Delivered April 10, 1929.
1. — Robbery — Evidence — Held Insufficient.
Where on a trial for robbery the victim testified that he could not swear that appellant was one of the three men who assaulted and robbed him, no other evidence of appellant's guilt being offered, and many witnesses having testified that the appellant was at another and different place when the offense was committed, we are of the opinion that the evidence is wholly insufficient to support the judgment of conviction. See Branch's P. C., Sec. 1877.
2. — Same — Continued.
To sustain a conviction, it should appear not only that an offense, as charged, has been committed, but there should also be proof to a degree of certainty greater than a mere probability or strong suspicion tending to establish that the party charged was the person who committed it, or was a participant in its commission. There must be legal and competent evidence pertinently identifying the defendant with the transaction constituting the offense charged against him. See Wilson v. State, 250 S.W. 1033 and Hilson v. State, 276 S.W. 272.

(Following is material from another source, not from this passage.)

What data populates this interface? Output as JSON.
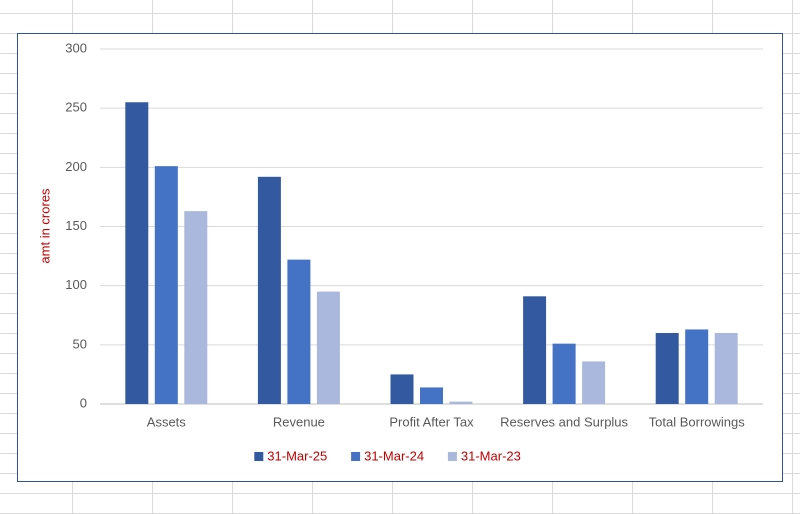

Appeal from the District Court of Cook County. Tried below before the Hon. Alvin C. Owsley, Judge.
Appeal from a conviction for robbery, penalty nine years in the penitentiary.

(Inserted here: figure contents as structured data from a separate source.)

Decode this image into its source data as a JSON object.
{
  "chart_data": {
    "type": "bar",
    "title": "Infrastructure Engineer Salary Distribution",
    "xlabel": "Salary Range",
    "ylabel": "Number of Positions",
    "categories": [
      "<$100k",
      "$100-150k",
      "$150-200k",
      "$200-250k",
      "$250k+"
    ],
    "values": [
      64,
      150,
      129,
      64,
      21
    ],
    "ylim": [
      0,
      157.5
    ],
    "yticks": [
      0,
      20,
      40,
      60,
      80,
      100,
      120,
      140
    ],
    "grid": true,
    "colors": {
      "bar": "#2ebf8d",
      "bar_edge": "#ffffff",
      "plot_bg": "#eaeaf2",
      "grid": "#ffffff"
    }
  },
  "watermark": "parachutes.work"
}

The opinion states the case.
James Ralph Bill and Adams Jones of Gainesville, for appellant.
A. A. Dawson of Canton, State's Attorney, for the State.
The offense is robbery; the punishment confinement in the penitentiary for nine years.
The indictment contained three counts. In the first count it was charged that appellant and Bob Savage committed the offense of robbery by force on W. P. Greenlee. The second count charged that appellant committed the offense. The third count charged that Bob Savage committed the offense, and that prior to the commission thereof by the said Savage appellant unlawfully and wilfully advised, commanded and encouraged the said Savage to commit said offense. Greenlee was assaulted and robbed. He testified that Bob Savage and Tom Dickey made the assault upon him and that a man whom he thought was appellant was with them. He stated, however, that he would not swear that it was appellant. There seems to be no testimony in the record tending to show that appellant aided, advised, commanded or encouraged Dickey and Savage to commit the offense. Many witnesses testified that appellant was at another and different place when the offense was committed. The court submitted a charge on circumstantial evidence. We are of the opinion that the evidence is wholly insufficient to support the judgment of conviction. The rule is stated by Mr. Branch in his Annotated Penal Code of Texas, Section 1877, as follows:
"To sustain a conviction, it should appear, not only that an offense as charged has been committed, but there should also be proof to a degree of certainty greater than a mere probability or strong suspicion tending to establish that the party charged was the person who committed it, or was a participant in its commission. There must be legal and competent evidence pertinently identifying the defendant with the transaction constituting the offense charged him." See also Wilson v. State, 250 S.W. 1033; Hilson v. State, 276 S.W. 272.
The judgment is reversed and the cause remanded.
Reversed and remanded.
The foregoing opinion of the Commission of Appeals has been examined by the Judges of the Court of Criminal Appeals and approved by the Court.